If I had been punched in the gut, it wouldn’t have hurt nearly so much. Not only had people who had known me for a while decided I wasn’t “black enough,” someone I knew for less than a week came to the same damn conclusion! Hell, thinking about it now, it STILL stings a little.

I cried, not just at the time, but for weeks – months? – afterward. It took a good long while to conclude, essentially, that they – whoever – can go sod off.

So I never slacked off academically because of being too… whatever. I didn’t know how to be someone else. But I can understand how it could play out that way for others.

The Frances Beal Society, Binghamton

Left photo by Howard Petrick

I was in Binghamton, NY, my hometown in October for a work-related trip. That evening, a couple of my friends get me to go to this film about Costa Rica, which I’ve written about. It was sponsored by the local Green Party and some other activist organization. The friend of an old high school buddy of mine says he’s from The Frances Beal Society.
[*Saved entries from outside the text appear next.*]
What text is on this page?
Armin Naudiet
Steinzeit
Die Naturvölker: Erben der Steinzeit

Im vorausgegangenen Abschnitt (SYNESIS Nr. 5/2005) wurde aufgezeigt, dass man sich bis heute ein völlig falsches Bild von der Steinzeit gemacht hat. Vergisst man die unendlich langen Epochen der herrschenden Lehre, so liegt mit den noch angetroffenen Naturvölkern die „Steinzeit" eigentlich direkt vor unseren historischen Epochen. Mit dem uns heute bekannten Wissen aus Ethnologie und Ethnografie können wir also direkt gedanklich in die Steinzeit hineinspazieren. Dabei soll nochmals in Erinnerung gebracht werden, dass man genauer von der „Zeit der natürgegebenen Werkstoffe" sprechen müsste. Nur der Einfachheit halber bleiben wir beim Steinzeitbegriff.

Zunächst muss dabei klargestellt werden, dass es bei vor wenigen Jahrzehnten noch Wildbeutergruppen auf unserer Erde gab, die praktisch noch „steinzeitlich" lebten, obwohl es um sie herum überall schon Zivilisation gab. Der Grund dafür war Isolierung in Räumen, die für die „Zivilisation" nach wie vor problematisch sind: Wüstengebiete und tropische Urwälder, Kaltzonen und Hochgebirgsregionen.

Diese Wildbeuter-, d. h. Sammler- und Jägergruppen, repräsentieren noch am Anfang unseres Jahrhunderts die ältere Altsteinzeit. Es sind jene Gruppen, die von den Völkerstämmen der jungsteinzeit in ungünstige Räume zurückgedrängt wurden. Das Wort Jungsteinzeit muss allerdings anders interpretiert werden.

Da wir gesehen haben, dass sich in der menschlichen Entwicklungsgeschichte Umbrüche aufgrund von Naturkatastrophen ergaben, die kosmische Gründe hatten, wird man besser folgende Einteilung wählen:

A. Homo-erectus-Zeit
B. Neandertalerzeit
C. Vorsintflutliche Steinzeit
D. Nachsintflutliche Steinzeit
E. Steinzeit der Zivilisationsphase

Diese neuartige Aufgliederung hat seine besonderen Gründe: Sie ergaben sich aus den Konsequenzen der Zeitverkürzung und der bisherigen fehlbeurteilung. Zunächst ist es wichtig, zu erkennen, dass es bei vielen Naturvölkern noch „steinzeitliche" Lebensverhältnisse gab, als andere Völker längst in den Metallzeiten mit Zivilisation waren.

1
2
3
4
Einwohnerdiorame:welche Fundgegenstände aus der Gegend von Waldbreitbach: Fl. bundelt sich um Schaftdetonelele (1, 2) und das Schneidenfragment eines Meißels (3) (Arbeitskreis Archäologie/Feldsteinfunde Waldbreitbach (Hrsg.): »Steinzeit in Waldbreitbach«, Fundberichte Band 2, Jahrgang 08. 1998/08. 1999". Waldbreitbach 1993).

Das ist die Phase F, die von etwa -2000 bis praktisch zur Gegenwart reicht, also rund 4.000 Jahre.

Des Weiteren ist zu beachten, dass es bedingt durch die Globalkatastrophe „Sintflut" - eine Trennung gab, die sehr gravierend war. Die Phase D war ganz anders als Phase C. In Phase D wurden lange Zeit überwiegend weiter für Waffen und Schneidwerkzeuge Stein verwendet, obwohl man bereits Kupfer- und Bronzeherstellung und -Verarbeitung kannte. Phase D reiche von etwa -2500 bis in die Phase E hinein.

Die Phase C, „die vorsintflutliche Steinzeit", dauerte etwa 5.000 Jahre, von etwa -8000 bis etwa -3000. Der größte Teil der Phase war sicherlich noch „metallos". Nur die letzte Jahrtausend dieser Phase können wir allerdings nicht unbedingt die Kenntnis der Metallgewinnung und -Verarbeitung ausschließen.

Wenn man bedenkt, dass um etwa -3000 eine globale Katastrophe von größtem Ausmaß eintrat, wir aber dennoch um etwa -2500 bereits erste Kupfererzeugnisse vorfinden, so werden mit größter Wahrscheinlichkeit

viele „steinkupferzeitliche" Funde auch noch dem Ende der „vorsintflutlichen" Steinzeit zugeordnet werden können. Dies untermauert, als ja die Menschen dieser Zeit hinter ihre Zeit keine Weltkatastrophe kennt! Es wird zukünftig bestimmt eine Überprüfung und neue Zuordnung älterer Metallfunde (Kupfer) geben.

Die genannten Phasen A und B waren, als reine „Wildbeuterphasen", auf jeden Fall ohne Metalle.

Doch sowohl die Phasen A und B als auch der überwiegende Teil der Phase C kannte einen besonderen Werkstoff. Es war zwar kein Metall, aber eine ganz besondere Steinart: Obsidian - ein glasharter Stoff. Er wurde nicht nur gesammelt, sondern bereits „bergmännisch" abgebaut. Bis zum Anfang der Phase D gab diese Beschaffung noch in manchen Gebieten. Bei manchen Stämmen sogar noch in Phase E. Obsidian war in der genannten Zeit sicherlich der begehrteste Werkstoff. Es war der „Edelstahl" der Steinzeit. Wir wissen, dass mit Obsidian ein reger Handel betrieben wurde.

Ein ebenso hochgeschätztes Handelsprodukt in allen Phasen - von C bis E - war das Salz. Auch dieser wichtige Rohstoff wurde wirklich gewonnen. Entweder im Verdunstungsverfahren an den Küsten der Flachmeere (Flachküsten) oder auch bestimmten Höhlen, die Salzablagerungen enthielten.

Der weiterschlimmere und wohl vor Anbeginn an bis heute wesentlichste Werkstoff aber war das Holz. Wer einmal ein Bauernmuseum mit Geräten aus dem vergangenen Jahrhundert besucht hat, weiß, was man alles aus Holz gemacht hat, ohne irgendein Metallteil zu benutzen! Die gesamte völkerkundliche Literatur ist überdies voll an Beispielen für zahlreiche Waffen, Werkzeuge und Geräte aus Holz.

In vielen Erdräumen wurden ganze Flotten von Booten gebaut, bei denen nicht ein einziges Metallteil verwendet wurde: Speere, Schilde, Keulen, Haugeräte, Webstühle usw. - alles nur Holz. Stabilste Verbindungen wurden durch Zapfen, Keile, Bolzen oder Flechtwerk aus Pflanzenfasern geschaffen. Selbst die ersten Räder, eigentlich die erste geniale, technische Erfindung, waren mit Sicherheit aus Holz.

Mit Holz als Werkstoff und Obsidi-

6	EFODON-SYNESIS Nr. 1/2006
What?

I’ve known Fran Beal pretty much all my life. She was my mom’s only female cousin on her mother’s side of the family. Fran, her late mother Charlotte Yates, and her three late brothers, Raymond, Donald and Robert all lived in Binghamton or in nearby Johnson City until 1954, when her father, Ernie Yates, my maternal grandmother’s brother, died suddenly.

Charlotte moved the family to St. Albans, Queens, New York City and the Greens visited the Yates at a minimum annually. And they visited us frequently as well. I wrote up an excerpt of this 2005 interview, the early part about her growing up in our shared hometown.

Fran grew up to be a black feminist activist icon. A couple years ago, local author Barbara Smith told me how much she admired her. I told the FBS person that my cousin’s politics are so far left that she made me feel like William F. Buckley.

So what IS the Francis Beal Society? As far as I can ascertain, it’s an entity at Binghamton University that occupied the campus administration building for a couple weeks in the spring of 2017, in part over opposition to the Blue Lights Initiative. Now, community organizations have been offered a seat at the proposed Town-Gown Advisory Board by the school administration.

I think I let Fran know about the FBS via Facebook, but I don’t know if she saw the notice. For their part, the guy from the Frances Beal Society would LOVE to have contact with the organization’s namesake. I’m not feeling a desperate need to play matchmaker.

BTW, happy birthday, cousin. It’s SOMETIME this month.